Directional patterns across the market include:

  • Higher uptake in regions with strong outpatient gastroenterology infrastructure and payer acceptance of noninvasive diagnostics
  • More substitution risk in settings where stool antigen has broader coverage or where endoscopy use is reimbursed without as much pathway friction
  • Instrument platform effects where labs standardized on a specific breath analysis system

Key competitive differentiators that matter for citric acid; urea C-13 procurement

Procurement teams typically weight:

  • Cost per completed test
  • Compatibility with existing breath analysis workflows
  • Packaging and stability for clinical operations
  • Regulatory standing and ability to maintain consistent supply

Because the underlying diagnostic principle is shared across UBT products, differentiation is most often operational.


Key Takeaways

  • Citric acid; urea C-13 is a UBT diagnostic tracer used for H. pylori diagnosis and test-of-cure workflows.
  • A complete clinical trials update for this exact combination cannot be produced from available source material in a way that meets the accuracy requirements of this format.
  • Market growth is driven by test-of-cure adherence, outpatient adoption, and reimbursement support for noninvasive H. pylori diagnostics.
  • The closest competitive frame is the ^13C-urea UBT kit set plus alternative noninvasive diagnostics such as stool antigen.
  • Near-term investment and R&D attention should focus on workflow performance and reimbursement and distribution execution, not only on clinical claims.

FAQs

  1. Is citric acid; urea C-13 a treatment or a diagnostic?
    It is a diagnostic tracer for urea breath testing used to evaluate H. pylori status.

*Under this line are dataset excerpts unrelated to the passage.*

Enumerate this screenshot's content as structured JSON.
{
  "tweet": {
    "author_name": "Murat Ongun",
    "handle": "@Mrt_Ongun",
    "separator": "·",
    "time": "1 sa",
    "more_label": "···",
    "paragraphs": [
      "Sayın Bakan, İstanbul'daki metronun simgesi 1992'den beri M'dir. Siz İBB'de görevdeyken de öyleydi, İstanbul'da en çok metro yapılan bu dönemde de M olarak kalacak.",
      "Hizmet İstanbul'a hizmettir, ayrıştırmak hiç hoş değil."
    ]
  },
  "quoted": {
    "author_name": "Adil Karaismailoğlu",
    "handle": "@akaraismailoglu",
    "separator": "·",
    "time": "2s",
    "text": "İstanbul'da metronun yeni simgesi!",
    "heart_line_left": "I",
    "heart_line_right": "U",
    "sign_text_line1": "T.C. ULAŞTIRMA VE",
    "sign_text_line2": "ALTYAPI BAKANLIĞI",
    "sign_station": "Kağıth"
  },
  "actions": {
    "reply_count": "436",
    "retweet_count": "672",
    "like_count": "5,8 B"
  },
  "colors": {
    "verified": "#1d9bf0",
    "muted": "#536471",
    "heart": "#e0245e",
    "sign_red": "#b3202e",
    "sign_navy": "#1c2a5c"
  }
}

  2. What does the “C-13” indicate in this product?
    ^13C labeling supports detection of ^13CO2 in exhaled breath after administration of ^13C-urea.

  3. What clinical scenarios use this type of test?
    It is used for H. pylori diagnosis and test-of-cure after eradication therapy.

  4. What drives market adoption for ^13C UBT kits?
    Reimbursement coverage, test-of-cure pathway adoption, and procurement economics (cost per test and workflow fit).

  5. What are the key substitutes?
    Stool antigen testing and, in some pathways, endoscopy-based testing.


References

[1] ClinicalTrials.gov. (n.d.). Database search results for citric acid; urea C-13. https://clinicaltrials.gov/
[2] WHO International Clinical Trials Registry Platform (ICTRP). (n.d.). Database. https://trialsearch.who.int/
[3] European Union Clinical Trials Register (EU CTR). (n.d.). Database. https://www.clinicaltrialsregister.eu/

More… ↓

⤷  Start Trial

Make Better Decisions: Try a trial or see plans & pricing

Drugs may be covered by multiple patents or regulatory protections. All trademarks and applicant names are the property of their respective owners or licensors. Although great care is taken in the proper and correct provision of this service, thinkBiotech LLC does not accept any responsibility for possible consequences of errors or omissions in the provided data. The data presented herein is for information purposes only. There is no warranty that the data contained herein is error free. We do not provide individual investment advice. This service is not registered with any financial regulatory agency. The information we publish is educational only and based on our opinions plus our models. By using DrugPatentWatch you acknowledge that we do not provide personalized recommendations or advice. thinkBiotech performs no independent verification of facts as provided by public sources nor are attempts made to provide legal or investing advice. Any reliance on data provided herein is done solely at the discretion of the user. Users of this service are advised to seek professional advice and independent confirmation before considering acting on any of the provided information. thinkBiotech LLC reserves the right to amend, extend or withdraw any part or all of the offered service without notice.